Monday, January 3, 2011

30 for 30: Boom or Bust?


Sports aren't as interesting to me as they once were. In the mid-90s, I played them, watched them, and obsessed over them. Boys my age growing up in Chicago were blessed. We had the Bulls, Frank Thomas, and later, Sammy Sosa, Kerry Wood, Brian Urlacher. Something changed in me, though. Now, it's all about books, music, movies, and original programming on television. I don't make time for sports. Actually, Chicago summers are still exciting when you follow one of the most rewarding professional baseball franchises and get to root against one of the least rewarding franchises in all of sports. But I digress. 

An underrated genre, then, is sports nonfiction. In a sports documentary, or in a book like Black Planet by David Shields, I can rekindle my love for sports without having to actually watch sports. It's totally awesome. For their thirtieth anniversary as a television network, ESPN commissioned 30 documentaries from 30 notable filmmakers. The films are about athletes and events from the past 30 years in sports, and mostly, they are excellent.

I've seen approx. ten of the films (from snippets to full-lengthers). I'll briefly talk about three.
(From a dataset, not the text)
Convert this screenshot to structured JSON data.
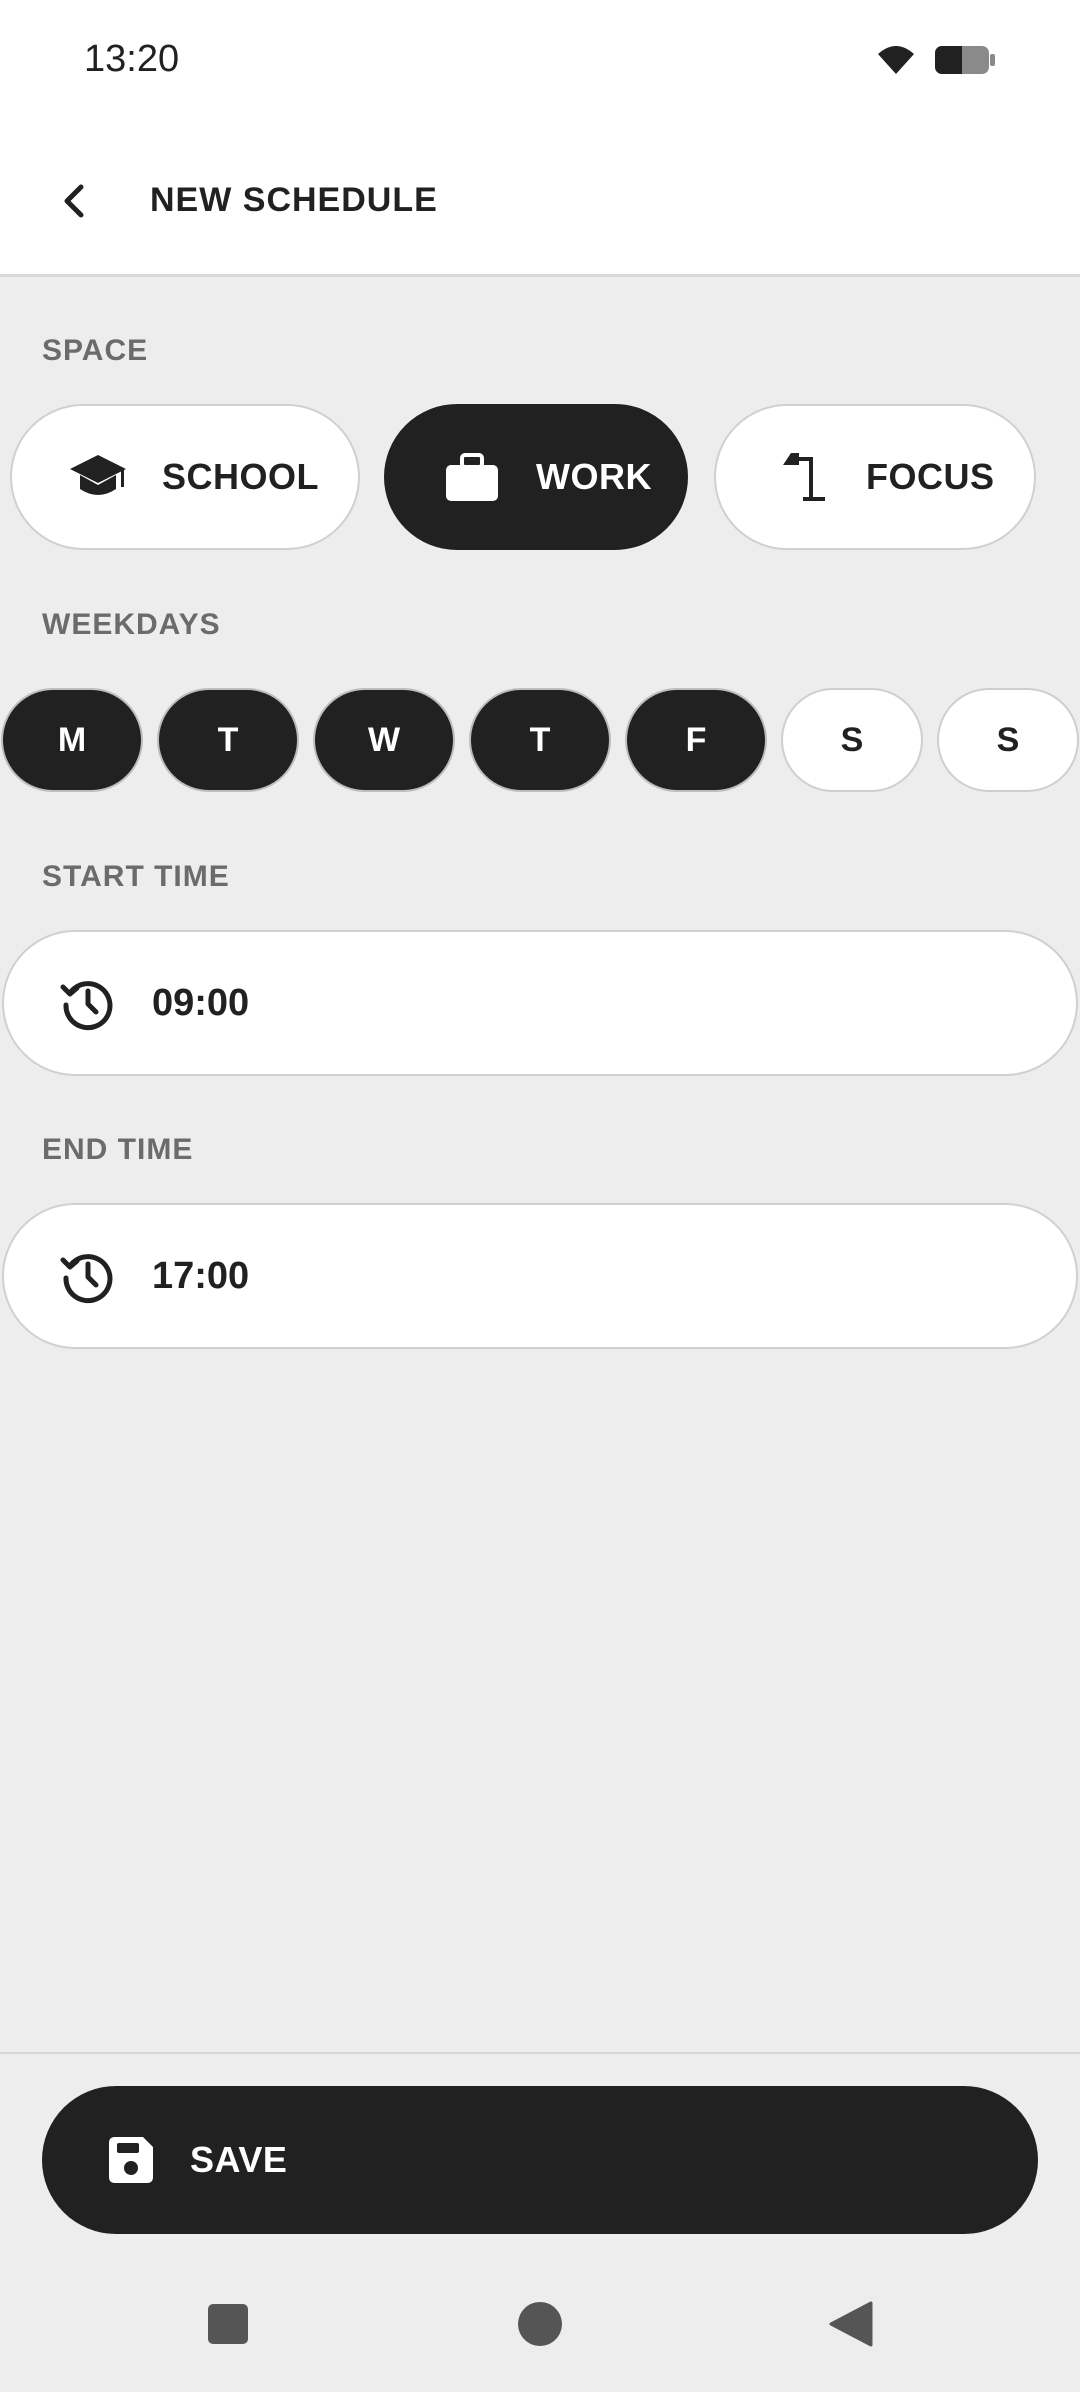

No Crossover: The Trial of Allen Iverson was my first taste. Steve James, director of Hoop Dreams, is on some next-level shit when it comes to sports documentaries. In both No Crossover and Hoop Dreams, he examines race and community by unpacking events in the lives of talented young black athletes in white athletic institutions. Baller. 

Dan Klores's Winning Time: Reggie Miller vs. The New York Knicks makes use of hilarious talking heads to get at the frustration of New Yorkers over the NBAtitlelessness of their beloved Knicks.
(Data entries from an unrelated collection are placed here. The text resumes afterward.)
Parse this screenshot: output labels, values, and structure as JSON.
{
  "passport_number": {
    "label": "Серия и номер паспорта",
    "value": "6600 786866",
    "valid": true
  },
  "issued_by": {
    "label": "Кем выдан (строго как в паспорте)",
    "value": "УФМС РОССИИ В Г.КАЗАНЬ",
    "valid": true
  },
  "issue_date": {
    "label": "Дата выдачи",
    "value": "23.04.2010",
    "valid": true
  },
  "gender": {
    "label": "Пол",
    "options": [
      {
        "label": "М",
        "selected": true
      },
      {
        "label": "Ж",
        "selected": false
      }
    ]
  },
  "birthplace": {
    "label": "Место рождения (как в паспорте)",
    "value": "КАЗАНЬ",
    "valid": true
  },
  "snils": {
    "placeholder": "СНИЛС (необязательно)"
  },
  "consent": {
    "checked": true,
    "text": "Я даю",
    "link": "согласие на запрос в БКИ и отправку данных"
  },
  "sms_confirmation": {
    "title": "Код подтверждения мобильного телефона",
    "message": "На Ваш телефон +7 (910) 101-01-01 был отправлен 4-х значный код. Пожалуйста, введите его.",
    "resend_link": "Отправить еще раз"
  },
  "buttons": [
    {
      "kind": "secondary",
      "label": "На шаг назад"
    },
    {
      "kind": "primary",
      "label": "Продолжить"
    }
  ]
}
The best of the bunch, Brett Morgen's June 17, 1994, weaves what Comcast's crackerjack TVguidetaggers call a 'tone-poem' about the titular day, a day in which OJ Simpson led the LAPD and the American public on an infamous car chase. Forget voice-over narration and talking heads; Morgen makes broad claims about American celebrity fixation and the palate-whetting of Americans for reality television by using only archival footage and text. He is masterful.

Thanks to ESPN for gambling on documentaries when they could have re-aired the ESPYs or Texas Hold 'Em. We're surrounded by sports, but we don't often try to make sense of what they mean to us. Hopefully, the Steve Bartman film leaves the cutting room floor. I'll be watching with the biggest bowl of popcorn and a grin that extends onto Waveland.